Every SQL batch has to fit in the Batch Size Limit: 65,536 * Network Packet Size.
Other than that, your query is limited by runtime conditions. It will usually run out of stack size because x IN (a,b,c) is nothing but x=a OR x=b OR x=c which creates an expression tree similar to x=a OR (x=b OR (x=c)), so it gets very deep with a large number of OR. SQL 7 would hit a SO at about 10k values in the IN, but nowdays stacks are much deeper (because of x64), so it can go pretty deep.
Update
You already found Erland's article on the topic of passing lists/arrays to SQL Server. With SQL 2008 you also have Table Valued Parameters which allow you to pass an entire DataTable as a single table type parameter and join on it.
XML and XPath is another viable solution:
SELECT ...
FROM Table
JOIN (
SELECT x.value(N'.',N'uniqueidentifier') as guid
FROM @values.nodes(N'/guids/guid') t(x)) as guids
ON Table.guid = guids.guid;
The SQL Server Maximums are disclosed http://msdn.microsoft.com/en-us/library/ms143432.aspx (this is the 2008 version)
A SQL Query can be a varchar(max) but is shown as limited to 65,536 * Network Packet size, but even then what is most likely to trip you up is the 2100 parameters per query. If SQL chooses to parameterize the literal values in the in clause, I would think you would hit that limit first, but I havn't tested it.
Edit : Test it, even under forced parameteriztion it survived - I knocked up a quick test and had it executing with 30k items within the In clause. (SQL Server 2005)
At 100k items, it took some time then dropped with:
Msg 8623, Level 16, State 1, Line 1 The query processor ran out of internal resources and could not produce a query plan. This is a rare event and only expected for extremely complex queries or queries that reference a very large number of tables or partitions. Please simplify the query. If you believe you have received this message in error, contact Customer Support Services for more information.
So 30k is possible, but just because you can do it - does not mean you should :)
Edit : Continued due to additional question.
50k worked, but 60k dropped out, so somewhere in there on my test rig btw.

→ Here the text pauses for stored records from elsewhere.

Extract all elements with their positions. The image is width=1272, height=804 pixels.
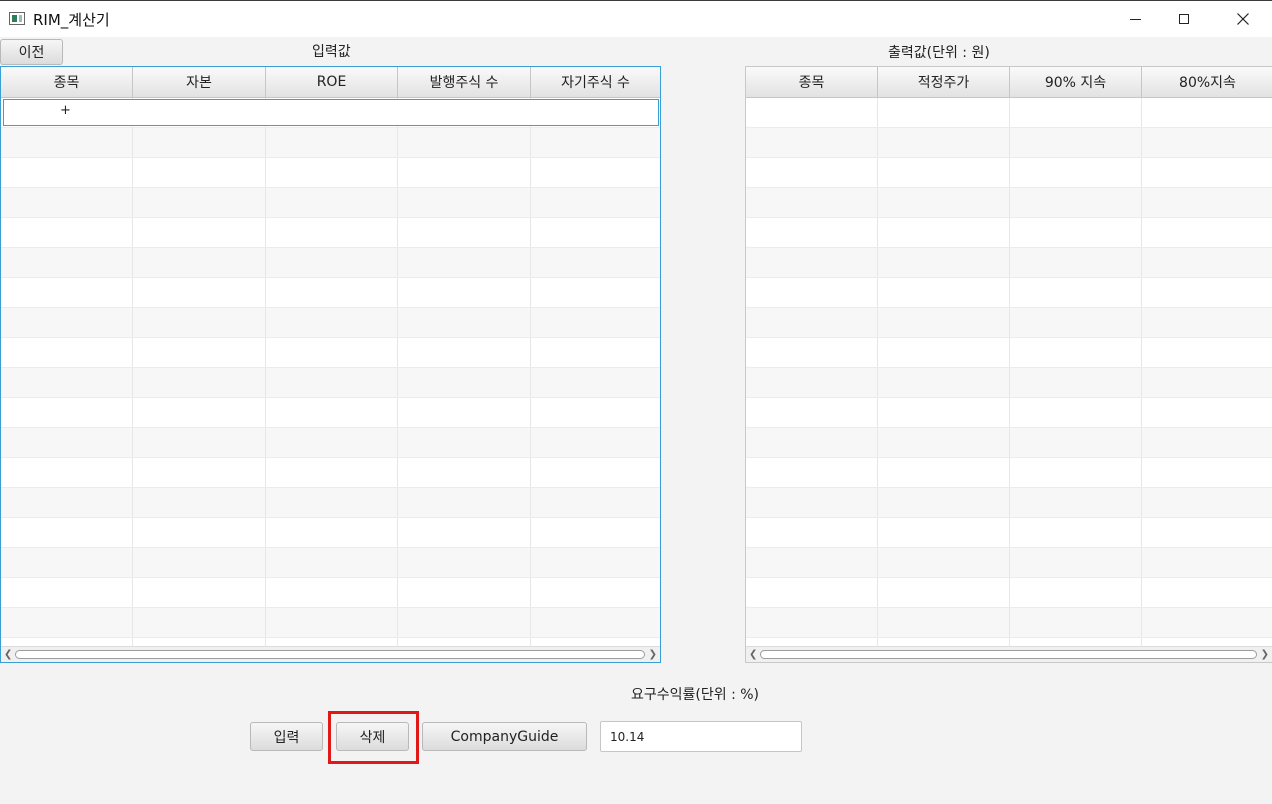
column-header-fair-price[interactable]: 적정주가 <box>878 67 1010 97</box>
minimize-button[interactable] <box>1112 1 1158 37</box>
scroll-left-icon[interactable]: ❮ <box>4 649 12 660</box>
column-header-80-persist[interactable]: 80%지속 <box>1142 67 1272 97</box>
maximize-icon <box>1179 14 1189 24</box>
column-header-issued-shares[interactable]: 발행주식 수 <box>398 67 531 97</box>
column-header-roe[interactable]: ROE <box>266 67 398 97</box>
input-table-header: 종목 자본 ROE 발행주식 수 자기주식 수 <box>1 67 660 98</box>
output-table-body[interactable] <box>746 98 1272 648</box>
column-header-stock[interactable]: 종목 <box>746 67 878 97</box>
input-table-body[interactable] <box>1 98 660 648</box>
scroll-thumb[interactable] <box>760 650 1257 659</box>
required-return-label: 요구수익률(단위 : %) <box>631 687 760 703</box>
input-table-hscrollbar[interactable]: ❮ ❯ <box>1 646 660 662</box>
prev-button[interactable]: 이전 <box>0 39 63 65</box>
close-icon <box>1237 13 1249 25</box>
selected-row[interactable]: + <box>3 99 659 126</box>
new-row-marker[interactable]: + <box>60 103 71 118</box>
scroll-right-icon[interactable]: ❯ <box>1261 649 1269 660</box>
app-icon <box>9 12 25 25</box>
scroll-thumb[interactable] <box>15 650 645 659</box>
companyguide-button[interactable]: CompanyGuide <box>422 722 587 751</box>
input-table[interactable]: 종목 자본 ROE 발행주식 수 자기주식 수 + ❮ ❯ <box>0 66 661 663</box>
input-panel-title: 입력값 <box>312 44 351 60</box>
window-title: RIM_계산기 <box>33 11 110 29</box>
output-panel-title: 출력값(단위 : 원) <box>888 45 990 61</box>
output-table-hscrollbar[interactable]: ❮ ❯ <box>746 646 1272 662</box>
column-header-capital[interactable]: 자본 <box>133 67 266 97</box>
output-table-header: 종목 적정주가 90% 지속 80%지속 <box>746 67 1272 98</box>
scroll-left-icon[interactable]: ❮ <box>749 649 757 660</box>
minimize-icon <box>1129 18 1141 20</box>
title-bar: RIM_계산기 <box>0 0 1272 37</box>
column-header-treasury-shares[interactable]: 자기주식 수 <box>531 67 660 97</box>
close-button[interactable] <box>1220 1 1266 37</box>
output-table[interactable]: 종목 적정주가 90% 지속 80%지속 ❮ ❯ <box>745 66 1272 663</box>
scroll-right-icon[interactable]: ❯ <box>649 649 657 660</box>
column-header-stock[interactable]: 종목 <box>1 67 133 97</box>
required-return-input[interactable]: 10.14 <box>600 721 802 752</box>
maximize-button[interactable] <box>1161 1 1207 37</box>
input-button[interactable]: 입력 <box>250 722 323 751</box>
column-header-90-persist[interactable]: 90% 지속 <box>1010 67 1142 97</box>
highlight-box <box>328 711 419 764</box>
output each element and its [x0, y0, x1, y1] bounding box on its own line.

In terms of how to do that join of the values without using a large in clause, personally I would create a temp table, insert the values into that temp table, index it and then use it in a join, giving it the best opportunities to optimse the joins. (Generating the index on the temp table will create stats for it, which will help the optimiser as a general rule, although 1000 GUIDs will not exactly find stats too useful.)